Un produit comme CoinCircuit, s'il atteint une certaine échelle, peut faciliter les dépenses crypto pour les natifs qui préfèrent transporter des actifs numériques. Il offre également aux propriétaires d'entreprises non avertis et aux entreprises de taille moyenne un moyen d'exploiter une démographie plus jeune et utilisatrice de crypto, sans s'exposer aux risques liés à la crypto.

Construire avec de plus gros acteurs établis

Quelques passerelles de paiement crypto existent déjà au Nigeria. Ogbuefi a déclaré avoir essayé ces produits et les avoir trouvés défaillants dans deux domaines : la valeur du produit et l'utilisabilité.

« Ils ne me donnaient pas ce que je voulais », a-t-il déclaré. « Je voulais quelque chose de simple que les gens qui ne comprennent pas la crypto peuvent configurer eux-mêmes. »

Cet objectif influence la façon dont Ogbuefi et sa petite équipe construisent CoinCircuit : masquer les complexités d'expérience utilisateur liées à l'utilisation de la crypto et la rendre suffisamment simple et intuitive pour que les propriétaires d'entreprises moins sophistiqués puissent se lancer.

Ogbuefi est également très conscient des menaces qui pèsent sur son entreprise. Plusieurs fintechs nigérianes exploitent des passerelles de paiement fiduciaires, comme Paystack. Paystack appartient à Stripe, une société de paiements mondiale qui a réintroduit les paiements en stablecoins en 2024. Par association, le cofondateur a théorisé qu'il ne serait pas déplacé pour le géant des paiements de s'intéresser aux devises numériques.

Lorsqu'on lui demande si Paystack — ou Stripe par extension — pourrait éventuellement menacer CoinCircuit en activant les règlements crypto, Ogbuefi reste pragmatique. Le marché principal de CoinCircuit est le Nigeria, où au moins 25 millions de personnes utilisent ou détiennent de la crypto.

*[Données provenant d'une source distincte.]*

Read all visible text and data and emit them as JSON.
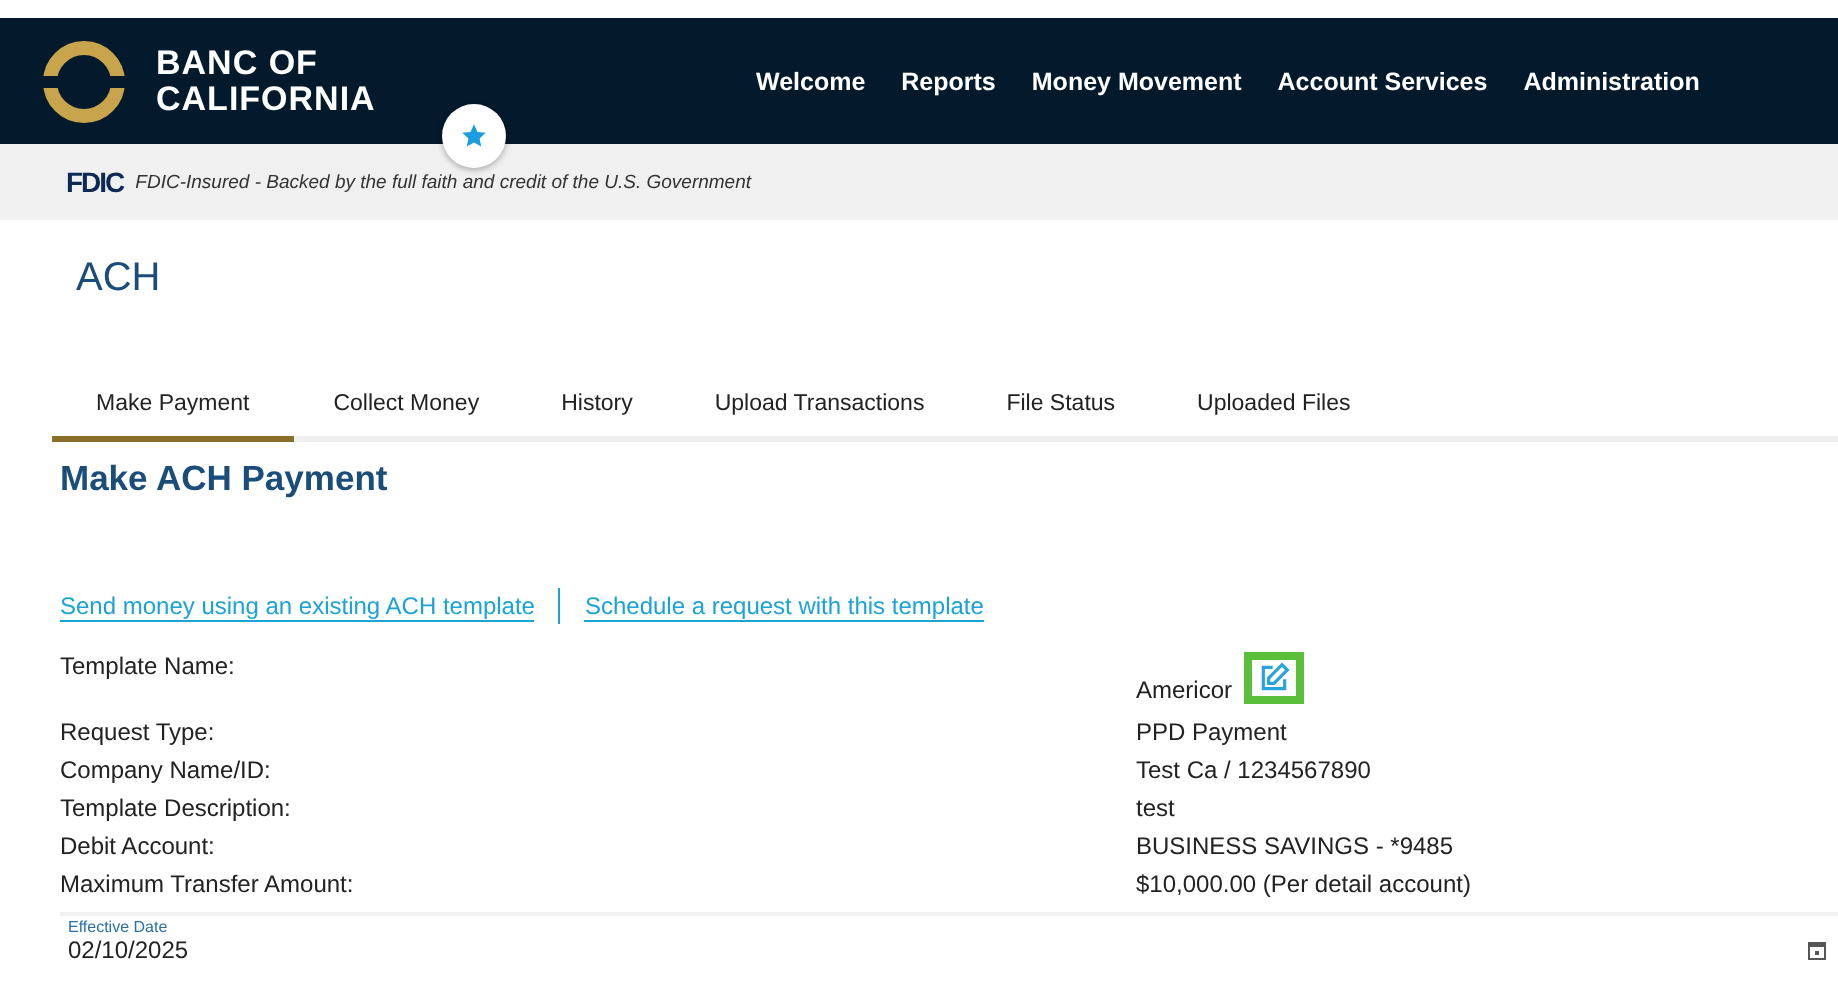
{
  "brand": {
    "line1": "BANC OF",
    "line2": "CALIFORNIA"
  },
  "nav": [
    {
      "label": "Welcome"
    },
    {
      "label": "Reports"
    },
    {
      "label": "Money Movement"
    },
    {
      "label": "Account Services"
    },
    {
      "label": "Administration"
    }
  ],
  "fdic": {
    "logo": "FDIC",
    "text": "FDIC-Insured - Backed by the full faith and credit of the U.S. Government"
  },
  "page_title": "ACH",
  "tabs": [
    {
      "label": "Make Payment",
      "selected": true
    },
    {
      "label": "Collect Money",
      "selected": false
    },
    {
      "label": "History",
      "selected": false
    },
    {
      "label": "Upload Transactions",
      "selected": false
    },
    {
      "label": "File Status",
      "selected": false
    },
    {
      "label": "Uploaded Files",
      "selected": false
    }
  ],
  "section_title": "Make ACH Payment",
  "links": [
    "Send money using an existing ACH template",
    "Schedule a request with this template"
  ],
  "details": [
    {
      "label": "Template Name:",
      "value": "Americor",
      "editable": true
    },
    {
      "label": "Request Type:",
      "value": "PPD Payment",
      "editable": false
    },
    {
      "label": "Company Name/ID:",
      "value": "Test Ca / 1234567890",
      "editable": false
    },
    {
      "label": "Template Description:",
      "value": "test",
      "editable": false
    },
    {
      "label": "Debit Account:",
      "value": "BUSINESS SAVINGS - *9485",
      "editable": false
    },
    {
      "label": "Maximum Transfer Amount:",
      "value": "$10,000.00 (Per detail account)",
      "editable": false
    }
  ],
  "effective_date": {
    "label": "Effective Date",
    "value": "02/10/2025"
  }
}
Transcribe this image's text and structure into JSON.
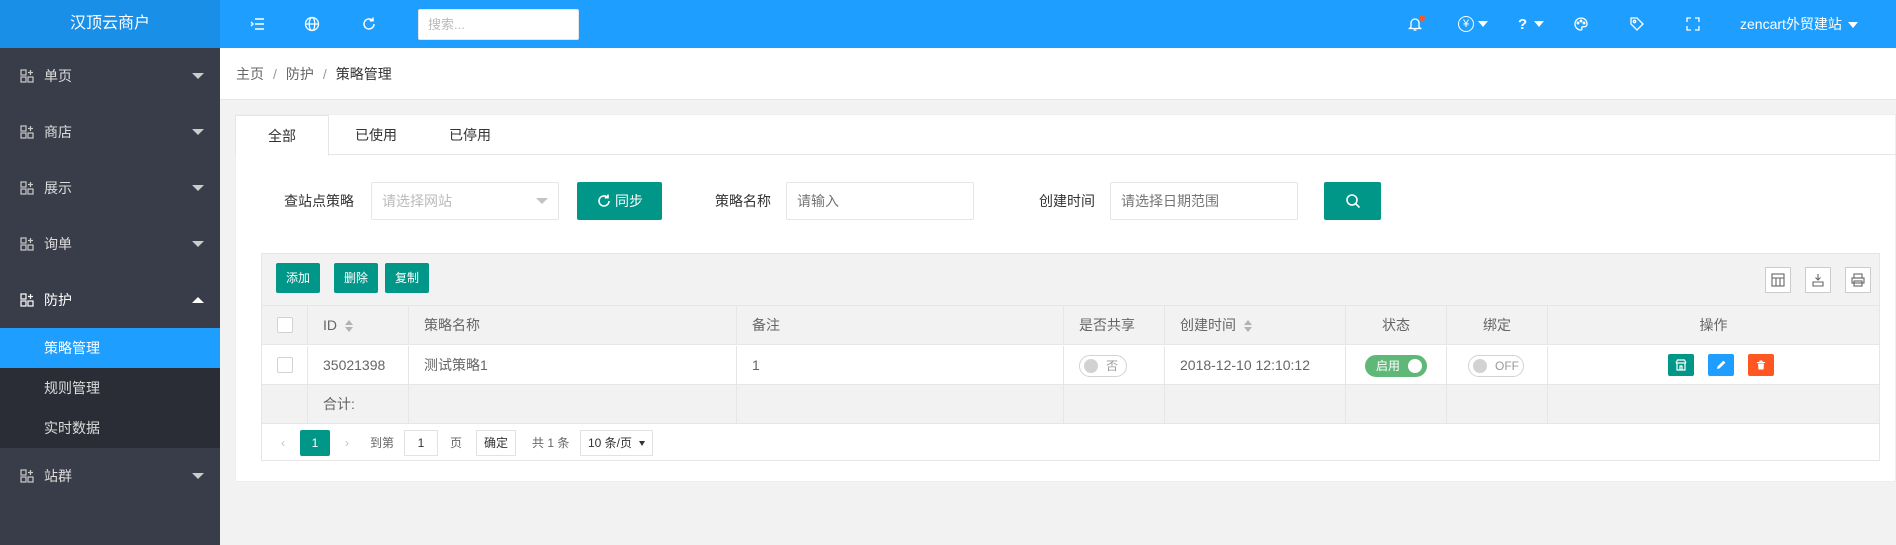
{
  "app": {
    "title": "汉顶云商户"
  },
  "topbar": {
    "search_placeholder": "搜索...",
    "user_label": "zencart外贸建站",
    "icons": [
      "menu-toggle-icon",
      "globe-icon",
      "refresh-icon",
      "bell-icon",
      "currency-icon",
      "help-icon",
      "palette-icon",
      "tag-icon",
      "fullscreen-icon"
    ],
    "currency_symbol": "¥",
    "help_symbol": "?"
  },
  "sidebar": {
    "items": [
      {
        "label": "单页"
      },
      {
        "label": "商店"
      },
      {
        "label": "展示"
      },
      {
        "label": "询单"
      },
      {
        "label": "防护"
      },
      {
        "label": "站群"
      }
    ],
    "subitems": [
      {
        "label": "策略管理",
        "active": true
      },
      {
        "label": "规则管理"
      },
      {
        "label": "实时数据"
      }
    ]
  },
  "breadcrumb": {
    "home": "主页",
    "section": "防护",
    "current": "策略管理",
    "separator": "/"
  },
  "tabs": [
    {
      "label": "全部"
    },
    {
      "label": "已使用"
    },
    {
      "label": "已停用"
    }
  ],
  "filters": {
    "site_label": "查站点策略",
    "site_placeholder": "请选择网站",
    "sync_label": "同步",
    "name_label": "策略名称",
    "name_placeholder": "请输入",
    "date_label": "创建时间",
    "date_placeholder": "请选择日期范围"
  },
  "toolbar": {
    "add": "添加",
    "delete": "删除",
    "copy": "复制"
  },
  "table": {
    "columns": [
      "ID",
      "策略名称",
      "备注",
      "是否共享",
      "创建时间",
      "状态",
      "绑定",
      "操作"
    ],
    "rows": [
      {
        "id": "35021398",
        "name": "测试策略1",
        "remark": "1",
        "shared": "否",
        "created": "2018-12-10 12:10:12",
        "status": "启用",
        "bind": "OFF"
      }
    ],
    "total_label": "合计:"
  },
  "pagination": {
    "current_page": "1",
    "goto_label": "到第",
    "page_input": "1",
    "page_unit": "页",
    "confirm": "确定",
    "total": "共 1 条",
    "page_size": "10 条/页"
  },
  "colors": {
    "primary": "#1e9fff",
    "green": "#009688",
    "sidebar": "#393d49",
    "switch_on": "#5fb878",
    "danger": "#ff5722"
  }
}
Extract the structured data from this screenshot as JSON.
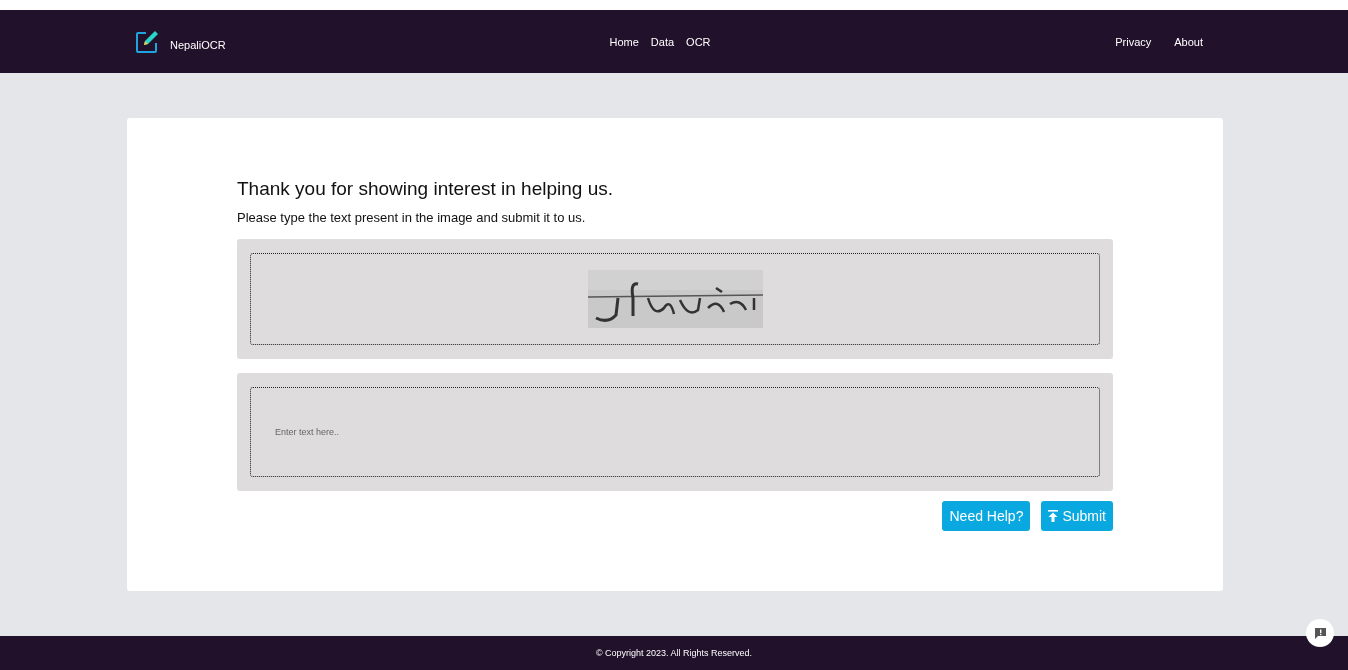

« C'est une probabilité très faible à cause du régulateur [la Banque centrale du Nigeria] », a-t-il déclaré. « Mais même s'ils [Paystack] le faisaient, CoinCircuit aurait toujours une activité. Nous sommes axés sur la crypto, et il y a des choses que nous faisons qui n'auraient pas de sens pour un généraliste. »

CoinCircuit n'essaie pas de remplacer les paiements fiduciaires ou de convertir les marchands en croyants de la crypto. Il ajoute simplement un autre rail, de sorte que lorsque les clients demandent à payer en crypto, les marchands n'ont plus à dire non.